A Renúncia por Cida Medeiros


Significado: Renunciar, não querer, rejeitar.

Renúncia também pode ser considerado um ato espiritual, para o aprimoramento do 
espirito, para elevação, e para se alcançar um bem maior.

Todo ato que dignifica o ser numa escala de valores morais e éticos precede sempre 
um ato de renúncia face a jornada da alma rumo a Ascensão Espiritual.



Não é nada fácil para o aspirante do caminho sagrado seguir a estrada de 
valores humanos e a senda do meio.

Subir um degrau de entendimento, na escalada divina, nos obriga a nós diferenciar, 
não para ferir o outro, mais para estar com a consciência em paz e tranquilo pelo 
cumprimento de dever.

Porém, pasme, muitos se afastam.

Não compreendem que o que fazemos é para nos mantermos em sintonia com as
virtudes do espirito.

Queremos alcançar o voo da águia, e nos deparamos, com as bicadas das rapinas.

Queremos promover a paz, e nos deparamos com a guerra.

Renunciamos a guerra e nos deparamos com a indiferença.

Alcançamos méritos, por esforços dignos e nós deparamos com a inveja dos que 
não sabem celebrar e reconhecer suas próprias vitorias.

Tenhamos que definitivamente renunciar ao protótipo modelo social e nos conscientizar 
da quantidade de energia que cada um carrega para cumprir sua jornada.

Definitivamente, renunciar modelos, que mais nos oprime que nos ajuda.

Encontrar o senso de limite e se fortalecer naquilo que cada um é.

E a partir de sua realidade interior, construir um novo caminho.

Curar a si mesmo, antes de mais nada significa reconhecer a si mesmo.

Vamos honrar o caminho trilhado por cada um, silenciar diante das diferenças.

Se somos obra de Deus, devemos sustentar uma quantidade possível de sua energia 
amorosa em nossos espíritos, porém, jamais querer sê-lo.

Podemos ser inteiros, mas jamais seremos perfeito. A perfeição não é humana, a 
perfeição é um ato divino, a ser alcançado por inúmeros planos de consciência.

E muitos deles, não estão ao alcance da matéria. Só para Budhissatwas.

Muitos degraus de consciência são necessários subir para alcançar níveis superiores 
de entendimento e graus superiores de compreensão.

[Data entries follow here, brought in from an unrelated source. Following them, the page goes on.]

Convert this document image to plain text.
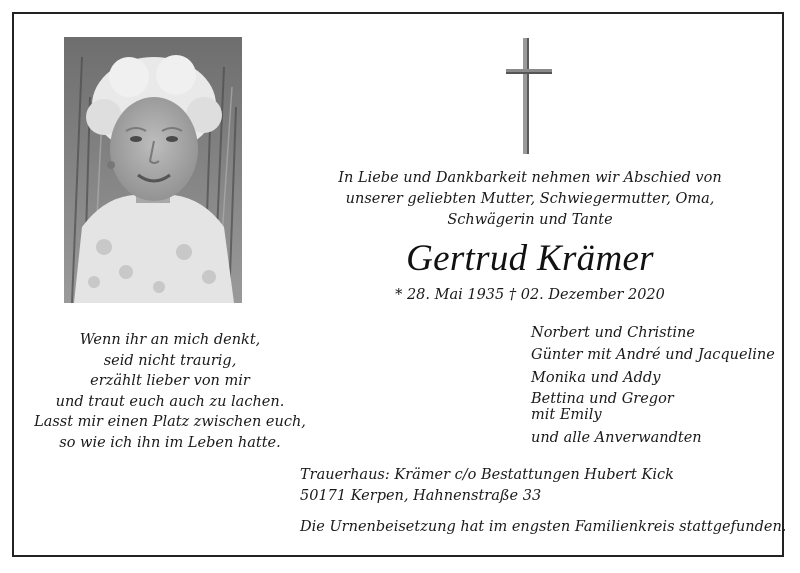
In Liebe und Dankbarkeit nehmen wir Abschied von
unserer geliebten Mutter, Schwiegermutter, Oma,
Schwägerin und Tante
Gertrud Krämer
* 28. Mai 1935 † 02. Dezember 2020
Wenn ihr an mich denkt,
seid nicht traurig,
erzählt lieber von mir
und traut euch auch zu lachen.
Lasst mir einen Platz zwischen euch,
so wie ich ihn im Leben hatte.
Norbert und Christine
Günter mit André und Jacqueline
Monika und Addy
Bettina und Gregor
mit Emily
und alle Anverwandten
Trauerhaus: Krämer c/o Bestattungen Hubert Kick
50171 Kerpen, Hahnenstraße 33
Die Urnenbeisetzung hat im engsten Familienkreis stattgefunden.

Na vida, somos confrontados inúmeras vezes com situações das quais é difícil abrir mão 
mas que embora nos cause pesar, dor e lamentação, o melhor caminho é fazer a renuncia.

O que podemos renunciar:

- Uma postura de superioridade, que mascara uma vulnerabilidade interior.

- Abrir mão de convicções que se defrontam com a realidade e a fazem desabar.

- Flexibilizar uma postura regida de superioridade moral quando defrontado com a sombra.

- Um saber que se confronta com um saber superior e desaba as crenças antigas.

- Renuncia por um ideal que se mostrou intangível. E adequar-se aos limites da realidade.

- Uma auto-imagem idealizada que mascara o eu mais profundo.

- Valores duvidosos para se seguir rumo a novos valores.

- Renuncia como ato de pura humildade, quando percebemos o limite de uma situação.

- Deixar ir, muitas vezes pessoas que amamos, numa entrega absoluta, para que uma nova ordem se estabeleça.

- Sair de uma posição de soberbia e se adequar a um novo padrão econômico.

- Renunciar a uma crença, para se atingir uma meta maior.

- O Orgulho, a vaidade, a postura de superioridade que só fere o outro.

Para complementar este artigo, escrito por mim, Cida Medeiros, venho transcrever as

palavras de Bert Hellinger, do Livro Ordens do Amor, da editora Cultrix: Onde a

referencia da renúncia se faz no processo das Constelações Familiares, onde

muitas vezes temos que renunciar uma percepção de realidade e se abrir para um

conhecimento novo. Mais amplo, mais enriquecedor, porém, assustador, face a descoberta

de enigmas ocultos.

Bert Hellinger, diz:

O primeiro pressuposto para alcançar essa compreensão é a ausência de intenção.

Quem mantém intenções impõe à realidade algo de seu; talvez pretenda alterá-la a partir de

uma imagem preconcebida ou influenciar e convencer outras pessoas de acordo com ela.

Procedendo assim, procede como se estivesse numa posição superior face à realidade;

como se ela fosse um objeto para a sua subjetividade e não fosse ele, ao invés, o objeto da realidade.

Aqui fica evidente o tipo de renúncia exigida de nós para abdicarmos de nossas intenções,

inclusive das boas intenções. Além do mais, o próprio bom senso exige essa renúncia,

pois a experiencia nos mostra que frequentemente sai errado o que fazemos com boa intenção

ou até mesmo com a melhor das intenções. A intenção não substitui a compreensão.